In 2012, New York City established the Clean Heat Program to eliminate the use of residual heating oil which had been identified as a major source of air pollution in the city and linked to multiple adverse health outcomes, including cardiovascular disease. In a study conducted at Columbia University Mailman School of Public Health with colleagues at Drexel University, researchers evaluated the program’s outcomes, including the air pollution reductions between 2012 and 2016, using multiple data sources and rigorous model diagnostics. 

The results showed that the heating oil #6 ban (completed by 2016) was effective in reducing air pollution. The study is the first to provide a framework to evaluate the impact of the Clean Heat Program since it was implemented. The findings are published in the journal Environmental Health Perspectives.


“It is very encouraging to see the overall success of the Clean Heat Program in reducing pollution levels in the city, and particularly exciting to find that the policy is effective in both low- and high-income neighborhoods.” said lead author Mike He, PhD, formerly a Columbia Mailman School doctoral candidate in the Department of Environmental Health Sciences and now a postdoctoral fellow in the Department of Medicine and Public Health at the Icahn School of Medicine at Mount Sinai.

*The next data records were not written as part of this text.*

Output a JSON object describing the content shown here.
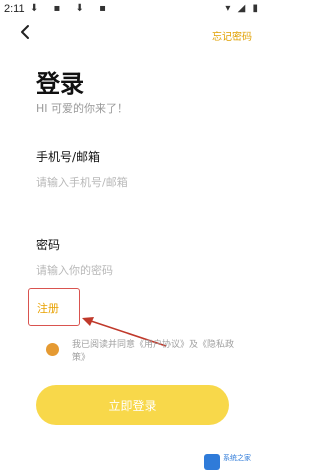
{
  "status_bar": {
    "time": "2:11",
    "left_icons": "⬇ ▪ ⬇ ▪",
    "right_icons": "▾ ◢ ▮"
  },
  "header": {
    "back_icon": "chevron-left-icon",
    "forgot_password": "忘记密码"
  },
  "main": {
    "title": "登录",
    "subtitle": "HI 可爱的你来了！",
    "phone_label": "手机号/邮箱",
    "phone_placeholder": "请输入手机号/邮箱",
    "password_label": "密码",
    "password_placeholder": "请输入你的密码",
    "register_link": "注册",
    "consent_text": "我已阅读并同意《用户协议》及《隐私政策》",
    "login_button": "立即登录"
  },
  "watermark": {
    "text": "系统之家"
  },
  "colors": {
    "accent": "#f8d84a",
    "link": "#e0a000",
    "annotation": "#d9534f",
    "checkbox": "#e59a32"
  }
}
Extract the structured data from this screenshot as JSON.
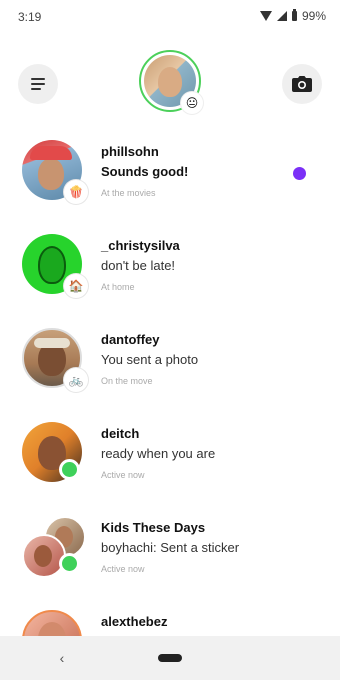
{
  "status_bar": {
    "time": "3:19",
    "battery": "99%"
  },
  "header": {
    "profile_emoji": "😐"
  },
  "chats": [
    {
      "name": "phillsohn",
      "message": "Sounds good!",
      "status": "At the movies",
      "badge": "🍿",
      "unread": true,
      "unread_color": "#7b2ff7"
    },
    {
      "name": "_christysilva",
      "message": "don't be late!",
      "status": "At home",
      "badge": "🏠"
    },
    {
      "name": "dantoffey",
      "message": "You sent a photo",
      "status": "On the move",
      "badge": "🚲"
    },
    {
      "name": "deitch",
      "message": "ready when you are",
      "status": "Active now",
      "online": true
    },
    {
      "name": "Kids These Days",
      "message": "boyhachi: Sent a sticker",
      "status": "Active now",
      "online": true
    },
    {
      "name": "alexthebez",
      "message": "",
      "status": ""
    }
  ],
  "colors": {
    "online": "#3fd15a",
    "profile_ring": "#4cd05a",
    "nav_bar": "#f1f1f1"
  }
}
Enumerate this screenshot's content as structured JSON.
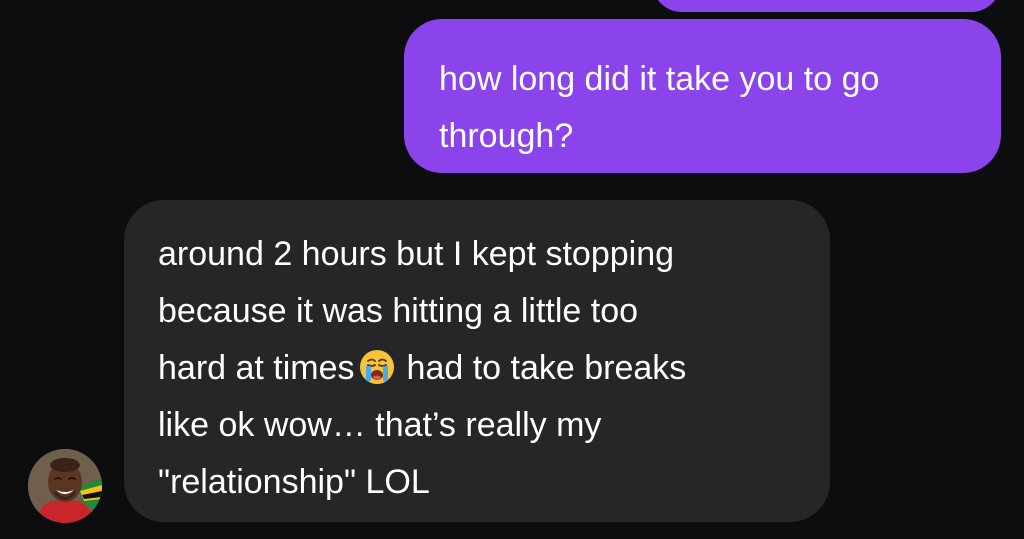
{
  "conversation": {
    "sent_message": {
      "lines": [
        "how long did it take you to go",
        "through?"
      ]
    },
    "received_message": {
      "line1": "around 2 hours but I kept stopping",
      "line2": "because it was hitting a little too",
      "line3_before_emoji": "hard at times",
      "line3_after_emoji": "had to take breaks",
      "line4": "like ok wow… that’s really my",
      "line5": "\"relationship\" LOL",
      "emoji_icon": "loudly-crying-face-icon"
    },
    "avatar_icon": "contact-avatar"
  },
  "colors": {
    "background": "#0c0d0f",
    "sent_bubble": "#8b44eb",
    "received_bubble": "#242628",
    "text": "#ffffff"
  }
}
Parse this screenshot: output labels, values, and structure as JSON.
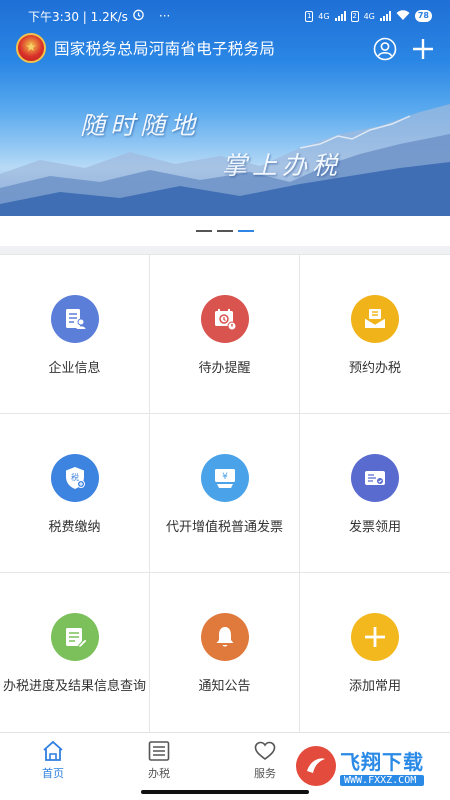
{
  "status_bar": {
    "time_speed": "下午3:30 | 1.2K/s",
    "more": "···",
    "network_1": "4G",
    "network_2": "4G",
    "battery": "78"
  },
  "header": {
    "title": "国家税务总局河南省电子税务局",
    "icons": [
      "emblem-icon",
      "user-icon",
      "plus-icon"
    ]
  },
  "banner": {
    "line1": "随时随地",
    "line2": "掌上办税",
    "page_count": 3,
    "active_page": 3
  },
  "grid": {
    "items": [
      {
        "label": "企业信息",
        "icon": "company-info-icon",
        "color": "#5b7fd9"
      },
      {
        "label": "待办提醒",
        "icon": "todo-reminder-icon",
        "color": "#d9534f"
      },
      {
        "label": "预约办税",
        "icon": "appointment-icon",
        "color": "#f0b31a"
      },
      {
        "label": "税费缴纳",
        "icon": "tax-payment-icon",
        "color": "#3d83e0"
      },
      {
        "label": "代开增值税普通发票",
        "icon": "invoice-issue-icon",
        "color": "#4aa3e8"
      },
      {
        "label": "发票领用",
        "icon": "invoice-receive-icon",
        "color": "#5a6bd0"
      },
      {
        "label": "办税进度及结果信息查询",
        "icon": "progress-query-icon",
        "color": "#7bc05a"
      },
      {
        "label": "通知公告",
        "icon": "notice-icon",
        "color": "#e07a3c"
      },
      {
        "label": "添加常用",
        "icon": "add-common-icon",
        "color": "#f2b81d"
      }
    ]
  },
  "tabbar": {
    "tabs": [
      {
        "label": "首页",
        "icon": "home-icon",
        "active": true
      },
      {
        "label": "办税",
        "icon": "tax-list-icon",
        "active": false
      },
      {
        "label": "服务",
        "icon": "service-icon",
        "active": false
      }
    ]
  },
  "watermark": {
    "name": "飞翔下载",
    "url": "WWW.FXXZ.COM"
  },
  "colors": {
    "accent": "#2f7fe0",
    "header_top": "#1f6fd6"
  }
}
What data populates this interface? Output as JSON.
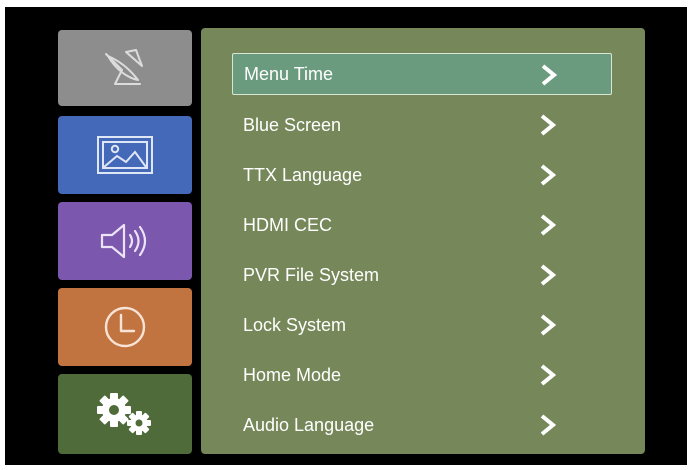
{
  "colors": {
    "background": "#000000",
    "panel": "#76885a",
    "selected_item": "#6b9b7e",
    "tab_satellite": "#8d8d8d",
    "tab_picture": "#4469b8",
    "tab_sound": "#7b57ad",
    "tab_time": "#c27440",
    "tab_setup": "#4e6b39"
  },
  "sidebar": {
    "tabs": [
      {
        "icon": "satellite-dish-icon",
        "active": false
      },
      {
        "icon": "picture-icon",
        "active": false
      },
      {
        "icon": "sound-icon",
        "active": false
      },
      {
        "icon": "clock-icon",
        "active": false
      },
      {
        "icon": "gears-icon",
        "active": true
      }
    ]
  },
  "menu": {
    "selected_index": 0,
    "items": [
      {
        "label": "Menu Time"
      },
      {
        "label": "Blue Screen"
      },
      {
        "label": "TTX Language"
      },
      {
        "label": "HDMI CEC"
      },
      {
        "label": "PVR File System"
      },
      {
        "label": "Lock System"
      },
      {
        "label": "Home Mode"
      },
      {
        "label": "Audio Language"
      }
    ]
  }
}
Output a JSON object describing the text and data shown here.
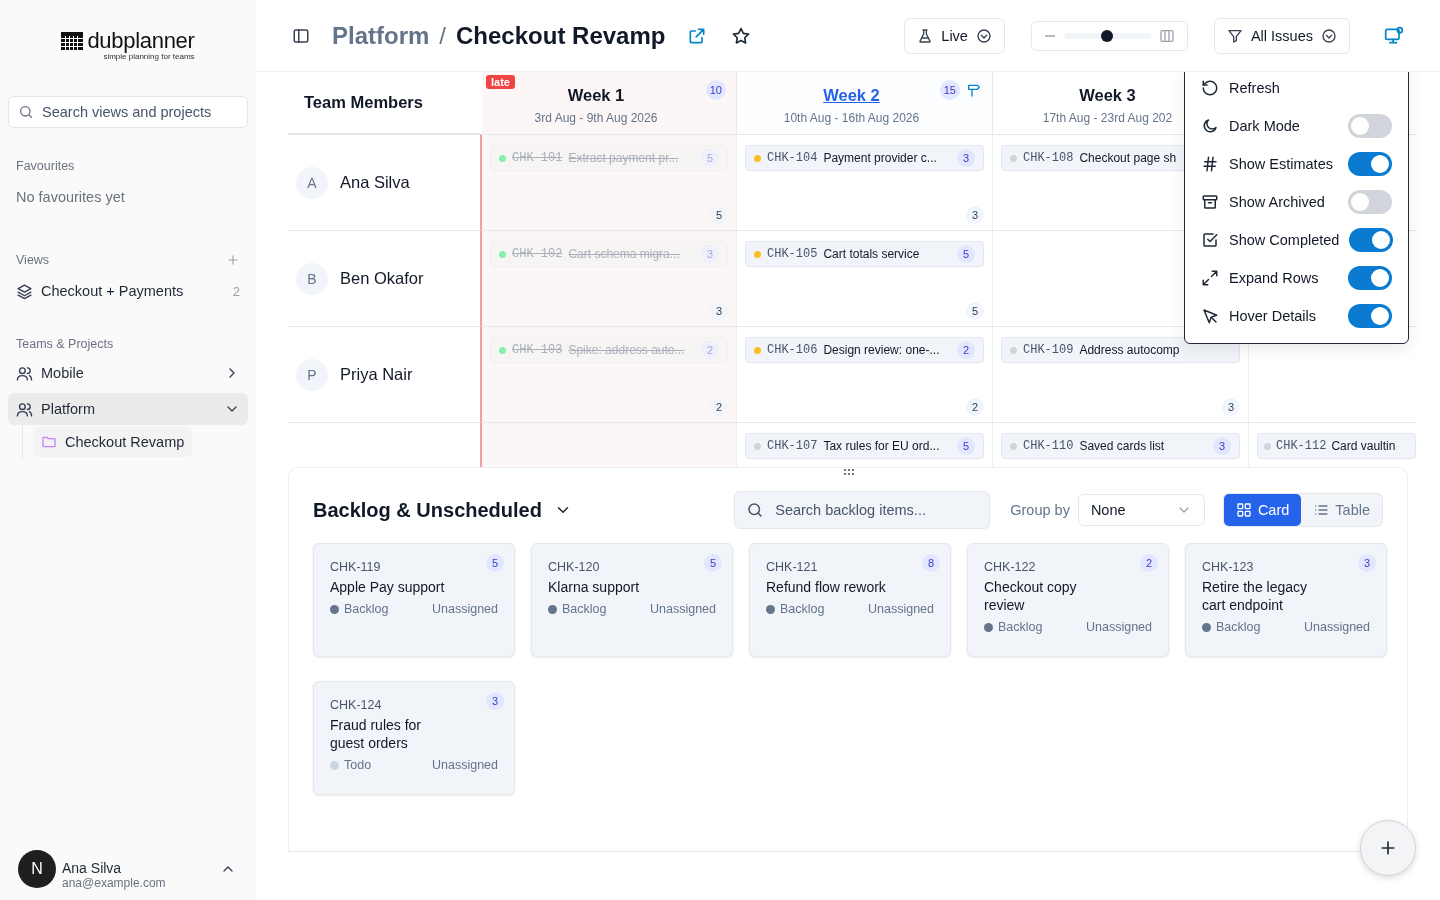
{
  "sidebar": {
    "logo": {
      "name": "dubplanner",
      "tagline": "simple planning for teams"
    },
    "search": {
      "placeholder": "Search views and projects"
    },
    "favourites": {
      "label": "Favourites",
      "empty": "No favourites yet"
    },
    "views": {
      "label": "Views",
      "items": [
        {
          "label": "Checkout + Payments",
          "count": "2",
          "selected": false
        }
      ]
    },
    "teams": {
      "label": "Teams & Projects",
      "items": [
        {
          "label": "Mobile",
          "expanded": false,
          "selected": false
        },
        {
          "label": "Platform",
          "expanded": true,
          "selected": true,
          "children": [
            {
              "label": "Checkout Revamp",
              "selected": true
            }
          ]
        }
      ]
    },
    "user": {
      "initial": "N",
      "name": "Ana Silva",
      "email": "ana@example.com"
    }
  },
  "header": {
    "parent": "Platform",
    "separator": "/",
    "title": "Checkout Revamp",
    "mode": "Live",
    "zoom": {
      "level": 0.5
    },
    "filter": "All Issues"
  },
  "board": {
    "members_heading": "Team Members",
    "weeks": [
      {
        "title": "Week 1",
        "dates": "3rd Aug - 9th Aug 2026",
        "count": "10",
        "badge": "late",
        "late": true,
        "current": false
      },
      {
        "title": "Week 2",
        "dates": "10th Aug - 16th Aug 2026",
        "count": "15",
        "late": false,
        "current": true
      },
      {
        "title": "Week 3",
        "dates": "17th Aug - 23rd Aug 202",
        "late": false,
        "current": false
      }
    ],
    "rows": [
      {
        "member": {
          "initial": "A",
          "name": "Ana Silva"
        },
        "cells": [
          {
            "issues": [
              {
                "id": "CHK-101",
                "title": "Extract payment pr...",
                "estimate": "5",
                "color": "#86efac",
                "done": true
              }
            ],
            "total": "5"
          },
          {
            "issues": [
              {
                "id": "CHK-104",
                "title": "Payment provider c...",
                "estimate": "3",
                "color": "#fbbf24",
                "done": false
              }
            ],
            "total": "3"
          },
          {
            "issues": [
              {
                "id": "CHK-108",
                "title": "Checkout page sh",
                "color": "#d1d5db",
                "done": false
              }
            ]
          },
          {}
        ]
      },
      {
        "member": {
          "initial": "B",
          "name": "Ben Okafor"
        },
        "cells": [
          {
            "issues": [
              {
                "id": "CHK-102",
                "title": "Cart schema migra...",
                "estimate": "3",
                "color": "#86efac",
                "done": true
              }
            ],
            "total": "3"
          },
          {
            "issues": [
              {
                "id": "CHK-105",
                "title": "Cart totals service",
                "estimate": "5",
                "color": "#fbbf24",
                "done": false
              }
            ],
            "total": "5"
          },
          {},
          {}
        ]
      },
      {
        "member": {
          "initial": "P",
          "name": "Priya Nair"
        },
        "cells": [
          {
            "issues": [
              {
                "id": "CHK-103",
                "title": "Spike: address auto...",
                "estimate": "2",
                "color": "#86efac",
                "done": true
              }
            ],
            "total": "2"
          },
          {
            "issues": [
              {
                "id": "CHK-106",
                "title": "Design review: one-...",
                "estimate": "2",
                "color": "#fbbf24",
                "done": false
              }
            ],
            "total": "2"
          },
          {
            "issues": [
              {
                "id": "CHK-109",
                "title": "Address autocomp",
                "color": "#d1d5db",
                "done": false
              }
            ],
            "total": "3"
          },
          {}
        ]
      },
      {
        "cells": [
          {},
          {
            "issues": [
              {
                "id": "CHK-107",
                "title": "Tax rules for EU ord...",
                "estimate": "5",
                "color": "#d1d5db",
                "done": false
              }
            ]
          },
          {
            "issues": [
              {
                "id": "CHK-110",
                "title": "Saved cards list",
                "estimate": "3",
                "color": "#d1d5db",
                "done": false
              }
            ]
          },
          {
            "issues": [
              {
                "id": "CHK-112",
                "title": "Card vaultin",
                "color": "#d1d5db",
                "done": false
              }
            ]
          }
        ]
      }
    ]
  },
  "menu": {
    "items": [
      {
        "kind": "action",
        "label": "Refresh"
      },
      {
        "kind": "toggle",
        "label": "Dark Mode",
        "on": false
      },
      {
        "kind": "toggle",
        "label": "Show Estimates",
        "on": true
      },
      {
        "kind": "toggle",
        "label": "Show Archived",
        "on": false
      },
      {
        "kind": "toggle",
        "label": "Show Completed",
        "on": true
      },
      {
        "kind": "toggle",
        "label": "Expand Rows",
        "on": true
      },
      {
        "kind": "toggle",
        "label": "Hover Details",
        "on": true
      }
    ]
  },
  "backlog": {
    "title": "Backlog & Unscheduled",
    "search": {
      "placeholder": "Search backlog items..."
    },
    "group_by": {
      "label": "Group by",
      "value": "None"
    },
    "views": [
      {
        "label": "Card",
        "selected": true
      },
      {
        "label": "Table",
        "selected": false
      }
    ],
    "cards": [
      {
        "id": "CHK-119",
        "title": "Apple Pay support",
        "estimate": "5",
        "status": "Backlog",
        "color": "#64748b",
        "assignee": "Unassigned"
      },
      {
        "id": "CHK-120",
        "title": "Klarna support",
        "estimate": "5",
        "status": "Backlog",
        "color": "#64748b",
        "assignee": "Unassigned"
      },
      {
        "id": "CHK-121",
        "title": "Refund flow rework",
        "estimate": "8",
        "status": "Backlog",
        "color": "#64748b",
        "assignee": "Unassigned"
      },
      {
        "id": "CHK-122",
        "title": "Checkout copy review",
        "estimate": "2",
        "status": "Backlog",
        "color": "#64748b",
        "assignee": "Unassigned"
      },
      {
        "id": "CHK-123",
        "title": "Retire the legacy cart endpoint",
        "estimate": "3",
        "status": "Backlog",
        "color": "#64748b",
        "assignee": "Unassigned"
      },
      {
        "id": "CHK-124",
        "title": "Fraud rules for guest orders",
        "estimate": "3",
        "status": "Todo",
        "color": "#cbd5e1",
        "assignee": "Unassigned"
      }
    ]
  }
}
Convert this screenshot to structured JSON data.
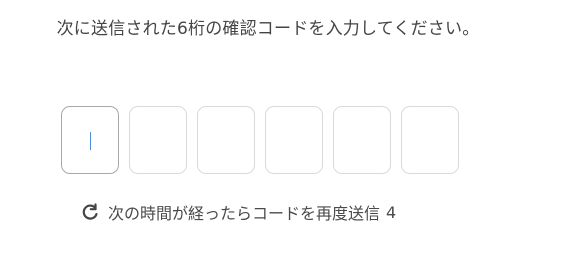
{
  "instruction": {
    "text": "次に送信された6桁の確認コードを入力してください。"
  },
  "code_input": {
    "digits": [
      "",
      "",
      "",
      "",
      "",
      ""
    ]
  },
  "resend": {
    "label": "次の時間が経ったらコードを再度送信",
    "countdown": "4",
    "icon": "refresh-icon"
  },
  "colors": {
    "caret": "#4a8fd8",
    "border": "#dadada",
    "active_border": "#a9a9a9",
    "text": "#444444"
  }
}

Prior to implementing the new policy, three types of heating oil were used in New York City: heating oil #6, #4, and ultra-low sulfur oil #2. Both #6 and #4 are referred to as residual heating oils. Oil #2, which is the lightest of the three, has been considered a cleaner energy alternative, and any newly installed boilers would have to burn at this lower-polluting grade after the Clean Heat Program came into effect.

The researchers used census tract-level data and air pollution data from the New York City Community Air Survey (NYCCAS), a large urban air monitoring program that measures levels of numerous air pollutants across the city using monitoring units to estimate air pollution levels. Because building fuel conversion began in 2012, the investigators selected the years 2011 and 2016—when #6 was banned—to estimate the pre- vs. post-policy difference in pollutant concentrations.

The researchers observed substantial reductions in the three air pollutants studied—fine particles (PM2.5), nitrogen dioxide, NO2; and sulfur dioxide, SO2—attributable to the ban of oil #6. These reductions were independent of other sources of air pollution in the city, such as traffic and neighborhood-level socioeconomic conditions.


“Given the well-established associations of SO2, PM2.5, and NO2 with numerous adverse health outcomes, the reductions in these air pollutants are likely to result in several potential health benefits and in general improve population health outcomes in New York City,” said Marianthi-Anna Kioumourtzoglou, ScD, Columbia Mailman School assistant professor of environmental health sciences and senior author.

Co-authors include Lyuou Zhang, Elizabeth Gibson, Frederica Perera, Daniel Carrión, and Kimberly Burke, Columbia Mailman School; Gina Lovasi, Jane Clougherty, and Dustin Fry, Drexel University.


The study was supported by the National Institute of Environmental Health Sciences, grants ES029372, ES030616, ES009089, HD049311, and ES09600; Environmental Protection Agency, RD83615401, New York Community Trust, and the John and Wendy Neu Family Foundation.